The whole story only describes the daily life of ordinary people, not to mention the poetic color of the poems in the movie, just rely on the background music to thicken this ideal ordinary.
I really like the driver's poem about dimensions. The three-dimensional world is the bus he drives, and the fourth dimension is the movement of the hands of the watch when traveling through town.
The title of the film is both a personal name and focuses on Paterson's programmed life, but at the same time it shows three different types of people, one is a pure idealist like Laura, the other is a realist like Donny, and There is a category of people like Paterson who struggle between ideals and reality. Laura is happy. There is a person who is willing to give everything for her. Not everyone can get this kind of favor. In life, there are more people who are always tearing up like Donny and Paterson. However, Jiamusu's attitude is obviously to praise these ordinary and ideal people. They are not arrogant and unwilling to be ordinary, they just accept this ordinary calmly, intermittently search for the simple meaning of life, silently Balance the scales of love and reality.

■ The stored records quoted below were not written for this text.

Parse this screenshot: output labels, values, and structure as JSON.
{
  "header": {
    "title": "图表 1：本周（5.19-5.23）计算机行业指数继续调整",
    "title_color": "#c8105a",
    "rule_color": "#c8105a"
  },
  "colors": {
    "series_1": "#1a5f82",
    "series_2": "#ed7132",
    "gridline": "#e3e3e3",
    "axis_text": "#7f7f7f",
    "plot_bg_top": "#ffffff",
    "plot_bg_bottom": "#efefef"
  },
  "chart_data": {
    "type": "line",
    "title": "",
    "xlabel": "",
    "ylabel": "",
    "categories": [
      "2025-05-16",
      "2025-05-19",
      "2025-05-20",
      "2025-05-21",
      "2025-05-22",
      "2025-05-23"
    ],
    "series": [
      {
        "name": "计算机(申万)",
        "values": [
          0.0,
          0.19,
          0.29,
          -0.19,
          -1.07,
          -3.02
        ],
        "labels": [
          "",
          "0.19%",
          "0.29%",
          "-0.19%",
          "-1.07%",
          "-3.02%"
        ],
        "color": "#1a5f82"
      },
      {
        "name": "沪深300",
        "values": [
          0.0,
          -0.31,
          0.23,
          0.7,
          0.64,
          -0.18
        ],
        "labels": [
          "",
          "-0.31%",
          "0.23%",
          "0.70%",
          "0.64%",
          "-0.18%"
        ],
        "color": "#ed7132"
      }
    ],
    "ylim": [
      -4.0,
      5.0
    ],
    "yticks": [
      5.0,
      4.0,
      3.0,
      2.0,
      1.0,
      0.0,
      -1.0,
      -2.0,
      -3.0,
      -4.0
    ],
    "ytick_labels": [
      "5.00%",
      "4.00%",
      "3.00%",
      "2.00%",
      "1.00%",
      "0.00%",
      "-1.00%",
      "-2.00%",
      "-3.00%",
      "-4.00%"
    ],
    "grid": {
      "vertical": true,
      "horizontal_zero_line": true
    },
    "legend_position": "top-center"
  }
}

The previous parts of this series performed very well. What lowered the overall level was the dialogue between Paterson and Japanese poetry lovers. It seemed that he wanted to see the truth in the ordinary, but to me, I felt a deliberately "sublimated" artificiality, and there was no front at all. The natural purity of poetry without beautiful words. The only thing that has helped this place back a little is that Paterson is the hometown of the great poet William, and the traces of the town of Paterson remain in the life of the little man Paterson, and the little man Paterson has become a screw in the existence of the town Paterson.